Opini Ditulis Oleh: M. Agung Laksono (Aktivis Kota Cilegon)
CILEGON – Krakatau Steel (Persero) Tbk (KRAS) mengumumkan Laba Bersih perseroan sebesar USD 24 juta untuk periode 9 bulan yang berakhir 30 September 2025 atau Quartal 3.
Namun, angka tersebut adalah Laba Semu yang menutup rapat-rapat kelemahan fundamental BUMN baja strategis ini.
Publik dan pemegang saham diminta bertepuk tangan atas pembalikan dari rugi menjadi untung.
Padahal, jika dianalisis lebih dalam, kinerja inti KRAS masih berada dalam kondisi yang memprihatinkan dan mengkhawatirkan.
Kritik utama penulis amat sederhana: Laba Bersih KRAS tidak datang dari aktivitas utamanya. Data laporan keuangan menunjukkan bahwa laba ini didorong oleh pos non-operasional masif, yaitu “Keuntungan (kerugian) lainnya (bersih)” yang menyumbang lebih dari USD 155 juta.
Keuntungan dari pos ini adalah penyelamat akuntansi yang luar biasa
Tanpa adanya ‘keajaiban’ non-operasional ini, KRAS akan kembali mencatat kerugian besar, melanjutkan tren buruk tahun-tahun sebelumnya.
Faktanya, Laba Usaha (Operating Profit) KRAS, yang mencerminkan keuntungan murni dari penjualan baja, masih berada dalam zona negatif. Ini adalah indikator paling jujur bahwa perusahaan ini, hingga kini, belum mampu menutupi biaya operasionalnya sendiri.
Ini adalah praktik akuntansi yang secara etika patut dipertanyakan, meskipun secara regulasi mungkin legal. Laba yang dihasilkan tidak berkelanjutan, dan hanya berfungsi sebagai kosmetik finansial untuk memberikan citra “sehat” di hadapan publik dan politik.
Sebagai BUMN strategis yang mengelola aset negara, kualitas laba KRAS sangat penting.
Laba yang bergantung pada transaksi non-operasional (apakah itu keuntungan dari modifikasi utang besar atau penjualan aset) adalah Laba Sekali Jadi. Laba ini tidak akan terulang, dan membuat performa KRAS di periode mendatang akan kembali rentan.

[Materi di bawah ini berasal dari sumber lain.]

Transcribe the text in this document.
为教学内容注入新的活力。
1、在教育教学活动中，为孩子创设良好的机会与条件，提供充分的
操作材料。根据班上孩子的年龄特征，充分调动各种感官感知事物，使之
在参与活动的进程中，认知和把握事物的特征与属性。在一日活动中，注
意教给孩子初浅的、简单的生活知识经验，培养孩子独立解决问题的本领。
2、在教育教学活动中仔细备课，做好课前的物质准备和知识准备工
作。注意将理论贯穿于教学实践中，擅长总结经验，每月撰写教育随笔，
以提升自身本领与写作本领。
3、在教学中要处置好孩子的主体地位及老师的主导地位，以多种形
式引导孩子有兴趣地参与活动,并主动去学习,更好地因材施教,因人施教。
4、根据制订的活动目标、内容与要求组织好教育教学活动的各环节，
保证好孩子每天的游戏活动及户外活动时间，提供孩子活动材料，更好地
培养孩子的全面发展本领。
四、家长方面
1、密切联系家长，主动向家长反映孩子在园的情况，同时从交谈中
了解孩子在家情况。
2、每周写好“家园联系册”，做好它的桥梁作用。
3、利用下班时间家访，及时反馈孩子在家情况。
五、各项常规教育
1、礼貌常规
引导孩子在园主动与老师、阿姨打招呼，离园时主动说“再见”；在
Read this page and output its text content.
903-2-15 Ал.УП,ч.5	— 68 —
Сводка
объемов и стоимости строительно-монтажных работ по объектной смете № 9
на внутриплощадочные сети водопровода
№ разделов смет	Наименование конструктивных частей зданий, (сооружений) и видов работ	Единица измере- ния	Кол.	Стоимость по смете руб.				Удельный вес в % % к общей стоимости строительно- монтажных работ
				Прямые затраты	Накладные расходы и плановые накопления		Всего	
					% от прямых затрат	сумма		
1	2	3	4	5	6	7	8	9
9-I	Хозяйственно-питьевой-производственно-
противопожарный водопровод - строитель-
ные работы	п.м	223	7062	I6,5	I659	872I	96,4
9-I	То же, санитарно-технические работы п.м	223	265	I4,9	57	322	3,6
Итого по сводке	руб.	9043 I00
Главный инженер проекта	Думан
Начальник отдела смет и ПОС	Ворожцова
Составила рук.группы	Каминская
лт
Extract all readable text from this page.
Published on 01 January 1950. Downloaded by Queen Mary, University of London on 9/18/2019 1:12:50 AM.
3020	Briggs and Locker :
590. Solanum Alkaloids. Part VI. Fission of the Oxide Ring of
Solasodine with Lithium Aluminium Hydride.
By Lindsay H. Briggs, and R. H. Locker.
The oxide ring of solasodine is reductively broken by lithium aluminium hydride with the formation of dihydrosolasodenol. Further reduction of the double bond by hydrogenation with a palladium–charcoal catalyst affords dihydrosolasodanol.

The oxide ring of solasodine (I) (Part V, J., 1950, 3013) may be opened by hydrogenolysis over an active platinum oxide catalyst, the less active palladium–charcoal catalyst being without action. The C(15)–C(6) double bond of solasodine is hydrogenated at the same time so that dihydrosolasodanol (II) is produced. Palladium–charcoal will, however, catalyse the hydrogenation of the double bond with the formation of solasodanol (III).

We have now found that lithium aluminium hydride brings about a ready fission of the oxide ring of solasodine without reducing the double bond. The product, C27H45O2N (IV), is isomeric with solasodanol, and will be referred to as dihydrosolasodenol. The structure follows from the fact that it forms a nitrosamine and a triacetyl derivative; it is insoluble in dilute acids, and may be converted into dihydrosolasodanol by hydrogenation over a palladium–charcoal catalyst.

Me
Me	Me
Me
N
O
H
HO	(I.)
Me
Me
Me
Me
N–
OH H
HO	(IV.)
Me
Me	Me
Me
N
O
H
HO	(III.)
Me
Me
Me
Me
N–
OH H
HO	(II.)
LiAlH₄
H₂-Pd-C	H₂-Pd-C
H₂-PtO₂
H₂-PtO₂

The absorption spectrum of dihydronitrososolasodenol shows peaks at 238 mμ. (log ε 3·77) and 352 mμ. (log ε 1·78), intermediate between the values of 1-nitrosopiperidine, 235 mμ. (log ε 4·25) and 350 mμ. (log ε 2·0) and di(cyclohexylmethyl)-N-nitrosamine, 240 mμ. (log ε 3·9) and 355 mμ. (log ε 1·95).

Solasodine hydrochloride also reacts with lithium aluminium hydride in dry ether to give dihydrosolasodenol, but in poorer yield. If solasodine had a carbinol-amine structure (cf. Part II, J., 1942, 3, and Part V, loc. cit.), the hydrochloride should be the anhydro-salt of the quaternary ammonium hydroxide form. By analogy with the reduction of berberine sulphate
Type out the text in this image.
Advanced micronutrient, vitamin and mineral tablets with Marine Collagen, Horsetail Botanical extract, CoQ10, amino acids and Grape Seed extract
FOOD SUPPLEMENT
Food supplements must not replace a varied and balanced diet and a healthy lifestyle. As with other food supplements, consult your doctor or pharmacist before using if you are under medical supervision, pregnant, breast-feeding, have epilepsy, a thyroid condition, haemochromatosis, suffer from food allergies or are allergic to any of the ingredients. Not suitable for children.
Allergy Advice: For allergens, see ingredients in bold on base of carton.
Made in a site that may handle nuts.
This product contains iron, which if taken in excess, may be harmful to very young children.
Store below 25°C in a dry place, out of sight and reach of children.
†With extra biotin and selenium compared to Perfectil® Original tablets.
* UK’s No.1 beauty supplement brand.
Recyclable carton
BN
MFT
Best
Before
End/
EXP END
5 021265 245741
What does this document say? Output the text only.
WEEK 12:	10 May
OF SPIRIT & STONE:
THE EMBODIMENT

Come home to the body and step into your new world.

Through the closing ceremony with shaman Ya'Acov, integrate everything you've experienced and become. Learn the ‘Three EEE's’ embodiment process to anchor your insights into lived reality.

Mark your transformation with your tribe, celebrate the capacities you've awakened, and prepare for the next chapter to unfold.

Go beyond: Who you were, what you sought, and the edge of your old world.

Pemerintah melalui Danantara dan direksi harus jujur kepada rakyat
Fokus pada Laba Bersih telah mengalihkan perhatian dari pekerjaan rumah yang sesungguhnya, yakni memperbaiki efisiensi dan daya saing.
Laporan keuangan menunjukkan bahwa Beban Pokok Penjualan (COGS) naik lebih cepat dari Penjualan Bersih, mengakibatkan penurunan margin laba bruto. Ini adalah sinyal bahaya serius. Ini menunjukkan inefisiensi yang parah dalam mengendalikan biaya bahan baku dan energi, masalah klasik yang membuat baja Indonesia tidak kompetitif.
Dari penilaian tersebut di atas, penulis berharap agar Danantara melakukan tiga hal fundamental:
1. Transparansi Penuh: Jelaskan secara rinci dan terbuka kepada publik, apa saja komponen rinci dari “Keuntungan (kerugian) lainnya” yang bernilai ratusan juta dolar tersebut. Publik berhak tahu asal-usul keuntungan yang bukan dari menjual baja.
2. Laba Usaha Wajib Positif: Hentikan upaya mempercantik laporan. Target utama BUMN harus diarahkan untuk membuat Laba Usaha kembali positif secara berkelanjutan.
3. Audit Kinerja Biaya: Lakukan audit menyeluruh dan ketat terhadap efisiensi rantai pasokan dan biaya produksi. Selama kita tidak bisa memproduksi baja secara efisien, selama itu pula KRAS akan menjadi beban dan risiko bagi keuangan negara.
4. Percepat Restrukturisasi khususnya dengan merombak Direksi Krakatau steel dan Group.
Singkatnya, keberhasilan KRAS tidak diukur dari seberapa banyak aset yang bisa dilepas atau seberapa besar keuntungan non-operasional yang bisa dicatat. Keberhasilan di mata rakyat diukur dari kemampuan BUMN ini menjadi produsen baja yang kuat, efisien, dan berkelanjutan, berdiri kokoh di atas kaki sendiri. Saat ini, KRAS masih jauh dari harapan tersebut. (***)
Penulis M. Agung Laksono, adalah warga Cilegon eks DPP GMNI.